Nel 2005 Lei ha curato la regia di Delitto e castigo: come può essere recepito il messaggio di questa tragedia dostoevskiana a Suo avviso?
 
La cosa che più mi ha affascinato in Delitto e castigo è il rapporto tra Raskol'nikov e il giudice istruttore Porfirij: quest’ultimo – nella sua apparente ironicità – porta invece il protagonista alla confessione. Lui sa benissimo che è colpevole, ma lo aiuta a confessare: in tutto questo è presente – in modo chiaro e poetico – il pensiero di Dostoevskij secondo cui l’uomo può comprendere l’uomo. Come Shakespeare, Dostoevskij non giudica mai: cerca sempre di comprendere, e io credo che questa sia la cosa più importante per i rapporti dell’uomo – non solo con la poesia, ma anche con sé stesso.
 
 
Ormai novantenne, che bilancio trae della Sua vita privata e professionale?
 
Nella mia vita privata ho la gioia di sentirmi circondato da affetti veri, che sono i miei nipoti non di sangue ma d’amore: è davvero una cosa meravigliosa. Pur avendo avuto anche bellissime storie d’amore, per me è stata poi più importante l’amicizia. Come uomo mi sento pertanto appagato: dal punto di vista artistico sono insoddisfatto, perché mi sono sempre sentito al di sotto dei personaggi che ho interpretato.
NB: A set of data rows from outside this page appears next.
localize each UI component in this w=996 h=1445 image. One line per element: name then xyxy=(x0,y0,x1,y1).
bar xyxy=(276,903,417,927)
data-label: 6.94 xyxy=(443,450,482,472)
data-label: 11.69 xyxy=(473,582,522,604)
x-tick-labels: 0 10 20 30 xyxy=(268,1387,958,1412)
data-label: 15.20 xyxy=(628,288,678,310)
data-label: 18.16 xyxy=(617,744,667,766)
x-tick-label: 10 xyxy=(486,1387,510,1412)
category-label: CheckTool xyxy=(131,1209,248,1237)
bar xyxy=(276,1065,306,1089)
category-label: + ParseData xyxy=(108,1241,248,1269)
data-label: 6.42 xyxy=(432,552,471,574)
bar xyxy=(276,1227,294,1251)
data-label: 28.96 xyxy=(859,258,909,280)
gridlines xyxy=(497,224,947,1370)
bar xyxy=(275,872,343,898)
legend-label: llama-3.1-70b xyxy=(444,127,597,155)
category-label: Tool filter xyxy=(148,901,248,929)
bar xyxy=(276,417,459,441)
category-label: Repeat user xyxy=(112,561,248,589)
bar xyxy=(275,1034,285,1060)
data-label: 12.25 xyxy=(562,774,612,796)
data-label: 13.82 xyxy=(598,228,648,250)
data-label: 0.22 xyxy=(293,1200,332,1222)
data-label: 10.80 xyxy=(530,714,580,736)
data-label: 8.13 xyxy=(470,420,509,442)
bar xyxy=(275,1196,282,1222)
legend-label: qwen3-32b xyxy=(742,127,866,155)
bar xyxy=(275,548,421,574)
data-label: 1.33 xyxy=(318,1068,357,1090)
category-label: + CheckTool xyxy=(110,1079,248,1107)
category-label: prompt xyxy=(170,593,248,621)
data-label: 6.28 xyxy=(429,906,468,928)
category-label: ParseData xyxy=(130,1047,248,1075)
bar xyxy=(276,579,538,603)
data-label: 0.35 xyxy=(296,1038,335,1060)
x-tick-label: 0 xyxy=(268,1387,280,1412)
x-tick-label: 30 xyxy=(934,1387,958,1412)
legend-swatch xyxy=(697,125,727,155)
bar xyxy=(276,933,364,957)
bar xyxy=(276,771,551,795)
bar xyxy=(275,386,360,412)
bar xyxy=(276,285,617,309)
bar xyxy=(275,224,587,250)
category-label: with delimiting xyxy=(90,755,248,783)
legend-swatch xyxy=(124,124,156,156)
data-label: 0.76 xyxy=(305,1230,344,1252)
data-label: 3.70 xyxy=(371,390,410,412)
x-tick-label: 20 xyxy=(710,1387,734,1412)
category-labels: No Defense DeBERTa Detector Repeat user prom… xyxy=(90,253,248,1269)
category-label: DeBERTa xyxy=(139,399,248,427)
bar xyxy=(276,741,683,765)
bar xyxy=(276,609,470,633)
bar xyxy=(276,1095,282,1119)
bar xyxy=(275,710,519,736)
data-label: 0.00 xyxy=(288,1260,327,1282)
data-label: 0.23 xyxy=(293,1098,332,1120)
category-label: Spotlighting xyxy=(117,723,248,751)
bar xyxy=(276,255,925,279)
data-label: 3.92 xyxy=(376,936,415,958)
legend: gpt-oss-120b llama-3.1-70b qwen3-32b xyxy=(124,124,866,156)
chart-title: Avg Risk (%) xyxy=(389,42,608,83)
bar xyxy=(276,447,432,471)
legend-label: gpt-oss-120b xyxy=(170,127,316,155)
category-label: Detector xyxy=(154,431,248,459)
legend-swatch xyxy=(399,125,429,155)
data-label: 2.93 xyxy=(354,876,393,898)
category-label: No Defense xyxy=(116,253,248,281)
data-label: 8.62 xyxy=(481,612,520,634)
Non voglio fare il finto umile: so benissimo di possedere delle qualità recitative e una spiccata sensibilità nel comprendere i testi. Data l’età, sento gli anni che passano: ma anche la ricchezza dell’esistenza che ho vissuto.
 
 
Ha qualche progetto per il futuro?
 
Sono tanti anni che firmo anche regie: pur mettendoci tutta la buona volontà, la polvere della vita a volte si deposita inesorabilmente sulla tua volontà di fare le cose al massimo della poesia. Quindi c’è bisogno di un aria fresca che ti dia nuove energie: pertanto io e Roberto adesso puntiamo molto su giovani registi di talento per i nostri prossimi spettacoli.